W dzisiejszej recenzji przyjrzymy się soundbarowi TCL TS9030 RayDanz, który trafił do naszego biura kilka tygodni temu i który od tego czasu intensywnie testuję, aby uzyskać jego jak najlepszy obraz.  Czy warto zaopatrzyć się w podobne urządzenie do swojego domu, czy też jest to utrapienie, którego należy unikać tworząc multimedialny kącik domowy? Postaram się dokładnie odpowiedzieć na to pytanie w poniższych wierszach. Recenzja TCL TS9030 RayDanz jest tutaj.

Specyfikacje techniczne

Zanim przystąpimy do szczegółowego testowania produktu, zapoznam Państwa z jego specyfikacją techniczną. Robią one naprawdę wrażenie i myślę, że dzięki nim będziesz w stanie lepiej zrozumieć kwestie dotyczące testowania. Już sama specyfikacja techniczna bardzo przyzwoicie zdradzi Wam, jakiego potwora (w dobrym tego słowa znaczeniu) mamy zaszczyt. Przejdźmy więc do tego.

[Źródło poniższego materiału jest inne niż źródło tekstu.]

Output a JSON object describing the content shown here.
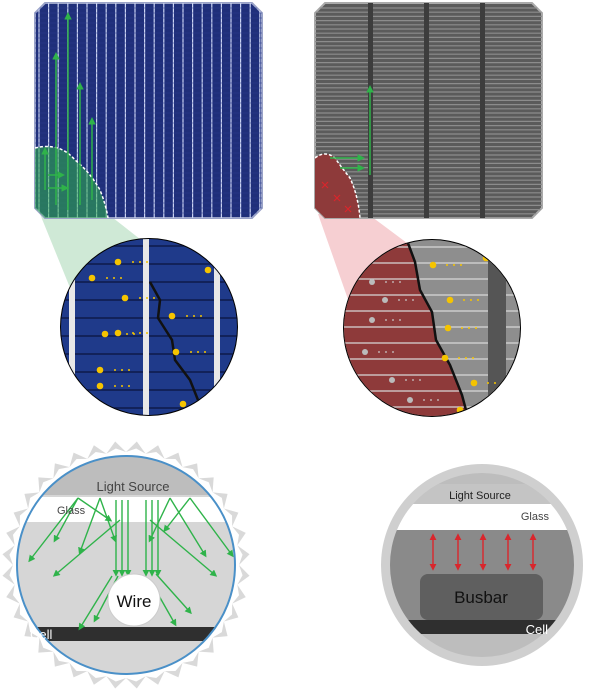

TCL TS9030 RayDanz to 3.1-kanałowy soundbar wyposażony w bezprzewodowy subwoofer, który może poszczycić się przyzwoitą maksymalną mocą dźwięku 540 W. Prawdopodobnie już jest dla ciebie jasne, że to nie chwyt marketingowy, ale system dźwiękowy, który może wstrząsnąć pomieszczeniem bardziej niż solidnie.  Aby wrażenia dźwiękowe z soundbara były jak najlepsze, nie brakuje w nim obsługi Dolby Atmos, a nawet technologii reflektora akustycznego RayDanz. Producent opisuje to jako technologię, która wykorzystuje precyzyjnie skalibrowane reflektory i przetworniki pod kątem zamiast przetwarzania cyfrowego, aby zapewnić oryginalny, niezniekształcony dźwięk i ogólnie najbardziej naturalne wrażenia dźwiękowe. Dolby Atmos chyba nie ma większego sensu go opisywać – w końcu każdy chyba spotkał się z dźwiękiem przestrzennym. Jeśli interesuje Cię częstotliwość soundbara, wynosi ona od 150 do 20 000 Hz, czułość wynosi 100 dB/mW, a impedancja wynosi 6 omów.

Soundbar TCL

Jeśli chodzi o łączność kablową, możesz liczyć na soundbar z portami HDMI, jack 3,5 mm, cyfrowym portem optycznym i AUX. O łączność bezprzewodową dbają wówczas Bluetooth w wersji 5.0 i WiFi, dzięki którym nie można się już doczekać Chromecasta i AirPlay. Wisienką na torcie jest gniazdo USB-A, które umożliwia odtwarzanie plików z pendrive’a za pośrednictwem soundbara.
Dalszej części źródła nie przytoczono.